We don’t just create because we can but because we want to share, we yearn to share that which is our souls desire, the thing that makes us happiest with something greater then ourselves as a means to provide it for other people, as a means to spark life into others with that which sparked life into us. When you love so much of what you do you don’t want to be alone with it you want to express with it! And expression is all about the directly and distinctly stated. If what you are doing repeatedly gets lost so too do you.
It can be a hard thing to find your way back home once lost, once permeated by doubt and fear. Suddenly your energies get fractured and frantic, you stop creating with the precision and ease that was once at your command. Suddenly the things you have created seem tainted by the lack you perceive in yourself. You suddenly start approaching your own work with the same indifference, only this indifference it is laced with the disdain you feel for it, for the lackluster, for the fault.
When one waste too much time on reception they lose their power of conception. It becomes a hard cycle to break. Once you are effected so too is your work, so even if you go on creating your need for approval will leak through and your disheartened perception will lead to even more discouraging reception.
You will build it up in your head as something you need in order to proceed but unfortunately you can’t receive unless you proceed, unless you accept the time it takes to build a presence and find your audience.

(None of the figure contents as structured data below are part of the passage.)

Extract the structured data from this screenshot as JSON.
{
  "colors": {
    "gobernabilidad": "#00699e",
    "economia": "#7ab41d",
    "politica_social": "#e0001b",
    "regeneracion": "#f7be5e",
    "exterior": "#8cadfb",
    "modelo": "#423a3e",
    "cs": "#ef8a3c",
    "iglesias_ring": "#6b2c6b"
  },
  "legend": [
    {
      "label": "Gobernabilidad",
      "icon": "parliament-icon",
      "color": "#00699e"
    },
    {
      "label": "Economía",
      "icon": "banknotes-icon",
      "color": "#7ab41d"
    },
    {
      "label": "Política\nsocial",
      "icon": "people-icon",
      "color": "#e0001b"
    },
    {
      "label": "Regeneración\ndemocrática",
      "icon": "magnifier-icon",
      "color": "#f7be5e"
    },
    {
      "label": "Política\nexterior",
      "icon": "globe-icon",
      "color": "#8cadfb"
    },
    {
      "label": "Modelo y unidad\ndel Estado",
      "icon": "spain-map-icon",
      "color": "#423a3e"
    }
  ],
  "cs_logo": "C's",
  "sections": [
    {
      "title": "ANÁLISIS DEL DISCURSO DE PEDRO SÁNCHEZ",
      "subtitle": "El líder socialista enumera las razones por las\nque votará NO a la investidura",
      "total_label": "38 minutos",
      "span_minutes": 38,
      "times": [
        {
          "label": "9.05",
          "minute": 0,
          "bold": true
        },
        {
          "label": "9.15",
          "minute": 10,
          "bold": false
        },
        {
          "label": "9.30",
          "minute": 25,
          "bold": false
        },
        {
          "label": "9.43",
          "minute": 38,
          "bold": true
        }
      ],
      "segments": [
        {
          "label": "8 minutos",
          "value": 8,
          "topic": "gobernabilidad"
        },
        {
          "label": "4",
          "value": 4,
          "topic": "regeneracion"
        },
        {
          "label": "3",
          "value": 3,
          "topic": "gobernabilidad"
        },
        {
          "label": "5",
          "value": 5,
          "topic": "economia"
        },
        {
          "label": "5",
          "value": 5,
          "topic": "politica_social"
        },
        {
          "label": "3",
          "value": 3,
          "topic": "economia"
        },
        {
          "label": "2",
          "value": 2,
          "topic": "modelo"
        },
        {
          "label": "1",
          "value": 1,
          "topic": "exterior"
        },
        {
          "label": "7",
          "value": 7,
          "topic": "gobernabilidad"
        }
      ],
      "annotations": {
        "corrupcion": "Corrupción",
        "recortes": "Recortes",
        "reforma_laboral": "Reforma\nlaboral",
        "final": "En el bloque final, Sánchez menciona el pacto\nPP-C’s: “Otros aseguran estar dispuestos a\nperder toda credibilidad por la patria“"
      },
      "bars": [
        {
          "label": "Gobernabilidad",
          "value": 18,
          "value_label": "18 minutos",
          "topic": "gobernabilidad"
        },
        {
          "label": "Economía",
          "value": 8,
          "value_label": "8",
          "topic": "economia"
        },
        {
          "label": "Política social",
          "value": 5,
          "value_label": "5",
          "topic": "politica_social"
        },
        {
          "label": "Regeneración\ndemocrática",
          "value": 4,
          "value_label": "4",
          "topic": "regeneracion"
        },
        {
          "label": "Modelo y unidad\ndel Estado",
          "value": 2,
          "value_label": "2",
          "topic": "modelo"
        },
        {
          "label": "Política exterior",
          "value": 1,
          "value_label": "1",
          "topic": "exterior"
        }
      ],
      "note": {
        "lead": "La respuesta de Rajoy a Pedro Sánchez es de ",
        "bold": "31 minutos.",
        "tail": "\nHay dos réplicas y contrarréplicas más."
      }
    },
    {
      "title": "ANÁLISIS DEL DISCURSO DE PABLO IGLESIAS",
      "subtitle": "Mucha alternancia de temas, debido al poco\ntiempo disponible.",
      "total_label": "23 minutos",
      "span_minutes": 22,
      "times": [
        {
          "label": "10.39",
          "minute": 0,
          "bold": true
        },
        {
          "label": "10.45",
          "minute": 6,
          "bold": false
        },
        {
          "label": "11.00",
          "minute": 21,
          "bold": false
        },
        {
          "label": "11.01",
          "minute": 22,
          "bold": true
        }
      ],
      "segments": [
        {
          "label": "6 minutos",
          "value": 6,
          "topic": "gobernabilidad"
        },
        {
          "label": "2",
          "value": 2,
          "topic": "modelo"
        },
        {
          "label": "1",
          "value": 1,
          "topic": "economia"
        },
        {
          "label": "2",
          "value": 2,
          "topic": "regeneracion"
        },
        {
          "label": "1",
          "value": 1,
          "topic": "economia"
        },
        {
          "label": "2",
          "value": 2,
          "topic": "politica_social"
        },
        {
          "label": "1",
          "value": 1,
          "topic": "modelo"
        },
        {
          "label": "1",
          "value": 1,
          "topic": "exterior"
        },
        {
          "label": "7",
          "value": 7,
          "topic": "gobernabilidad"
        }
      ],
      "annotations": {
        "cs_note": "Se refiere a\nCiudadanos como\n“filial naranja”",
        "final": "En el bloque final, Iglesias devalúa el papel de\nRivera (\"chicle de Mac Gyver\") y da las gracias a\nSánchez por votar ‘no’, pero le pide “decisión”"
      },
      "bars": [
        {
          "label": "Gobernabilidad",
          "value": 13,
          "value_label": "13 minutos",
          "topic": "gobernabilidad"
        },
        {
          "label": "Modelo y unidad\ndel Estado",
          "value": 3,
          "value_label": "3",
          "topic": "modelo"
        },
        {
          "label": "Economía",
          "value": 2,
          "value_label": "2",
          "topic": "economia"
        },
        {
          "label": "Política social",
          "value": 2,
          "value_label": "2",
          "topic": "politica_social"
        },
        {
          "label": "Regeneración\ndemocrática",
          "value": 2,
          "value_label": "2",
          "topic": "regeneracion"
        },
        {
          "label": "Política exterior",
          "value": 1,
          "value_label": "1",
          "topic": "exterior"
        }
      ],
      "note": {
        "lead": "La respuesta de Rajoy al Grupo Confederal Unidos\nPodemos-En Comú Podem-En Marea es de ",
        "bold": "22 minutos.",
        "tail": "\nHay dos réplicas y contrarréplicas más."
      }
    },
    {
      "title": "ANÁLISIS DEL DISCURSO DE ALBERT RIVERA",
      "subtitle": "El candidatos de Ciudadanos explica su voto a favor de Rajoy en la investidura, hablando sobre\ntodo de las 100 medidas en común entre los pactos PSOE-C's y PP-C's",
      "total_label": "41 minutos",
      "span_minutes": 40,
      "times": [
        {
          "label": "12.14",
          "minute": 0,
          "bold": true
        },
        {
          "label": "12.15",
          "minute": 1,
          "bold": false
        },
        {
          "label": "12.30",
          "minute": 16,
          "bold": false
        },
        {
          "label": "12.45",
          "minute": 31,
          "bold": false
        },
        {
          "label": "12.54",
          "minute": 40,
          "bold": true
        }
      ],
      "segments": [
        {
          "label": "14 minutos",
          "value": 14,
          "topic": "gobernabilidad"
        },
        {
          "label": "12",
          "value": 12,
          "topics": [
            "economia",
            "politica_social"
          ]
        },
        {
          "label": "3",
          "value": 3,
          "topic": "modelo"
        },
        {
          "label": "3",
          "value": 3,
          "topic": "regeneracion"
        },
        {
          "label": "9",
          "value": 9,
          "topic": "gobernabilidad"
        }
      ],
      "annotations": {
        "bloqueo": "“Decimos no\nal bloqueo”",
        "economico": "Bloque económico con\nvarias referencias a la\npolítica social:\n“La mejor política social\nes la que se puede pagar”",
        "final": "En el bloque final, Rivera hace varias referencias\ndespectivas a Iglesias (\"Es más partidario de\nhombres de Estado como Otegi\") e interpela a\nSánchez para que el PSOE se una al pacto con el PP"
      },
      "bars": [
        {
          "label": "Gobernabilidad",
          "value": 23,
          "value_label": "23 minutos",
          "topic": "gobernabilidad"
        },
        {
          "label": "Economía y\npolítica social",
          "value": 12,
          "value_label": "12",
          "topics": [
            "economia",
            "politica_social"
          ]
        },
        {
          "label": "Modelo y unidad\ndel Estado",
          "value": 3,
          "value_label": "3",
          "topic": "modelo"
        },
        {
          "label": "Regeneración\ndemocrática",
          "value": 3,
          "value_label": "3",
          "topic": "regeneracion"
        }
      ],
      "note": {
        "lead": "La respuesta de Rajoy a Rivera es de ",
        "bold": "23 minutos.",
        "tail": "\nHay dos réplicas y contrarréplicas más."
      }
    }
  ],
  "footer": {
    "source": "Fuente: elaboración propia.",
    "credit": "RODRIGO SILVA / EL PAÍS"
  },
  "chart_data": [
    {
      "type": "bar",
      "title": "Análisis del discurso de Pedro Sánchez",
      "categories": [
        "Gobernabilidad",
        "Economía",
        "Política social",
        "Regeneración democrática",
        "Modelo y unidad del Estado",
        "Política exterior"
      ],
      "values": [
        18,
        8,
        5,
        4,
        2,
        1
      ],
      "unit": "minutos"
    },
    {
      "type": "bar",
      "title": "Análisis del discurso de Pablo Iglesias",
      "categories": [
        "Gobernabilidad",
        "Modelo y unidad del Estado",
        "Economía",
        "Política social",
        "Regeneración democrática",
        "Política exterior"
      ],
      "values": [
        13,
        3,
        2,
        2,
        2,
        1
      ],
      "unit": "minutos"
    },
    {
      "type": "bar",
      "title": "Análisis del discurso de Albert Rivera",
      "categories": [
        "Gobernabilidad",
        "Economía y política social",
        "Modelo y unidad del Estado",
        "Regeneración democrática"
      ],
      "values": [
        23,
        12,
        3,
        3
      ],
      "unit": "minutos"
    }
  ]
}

If you want to know where your heart is…look to where your mind goes when it wonders. – Vi Keeland
This means something, don’t ignore where your mind goes to be happy, what you do to feel whole. Even if, for now, it’s solitary company. Because in the end yours is the opinion that truly matters. If you are what you do then do, for god’s sake, indifference, demoralizing, haters be damned!
Because if you believe so too will others even if it has to be eventually. You can’t expect respect if first you don’t respect yourself. You can’t expect love if you don’t first love yourself. Lead by example.
If you build it they will come, but you have to continue to build! You have to first be able to clap for yourself, high five your ass in public and stay true to the confidence that led you to begin in the first place.
You’re awesome,, let the world know it, but let yourself know it first!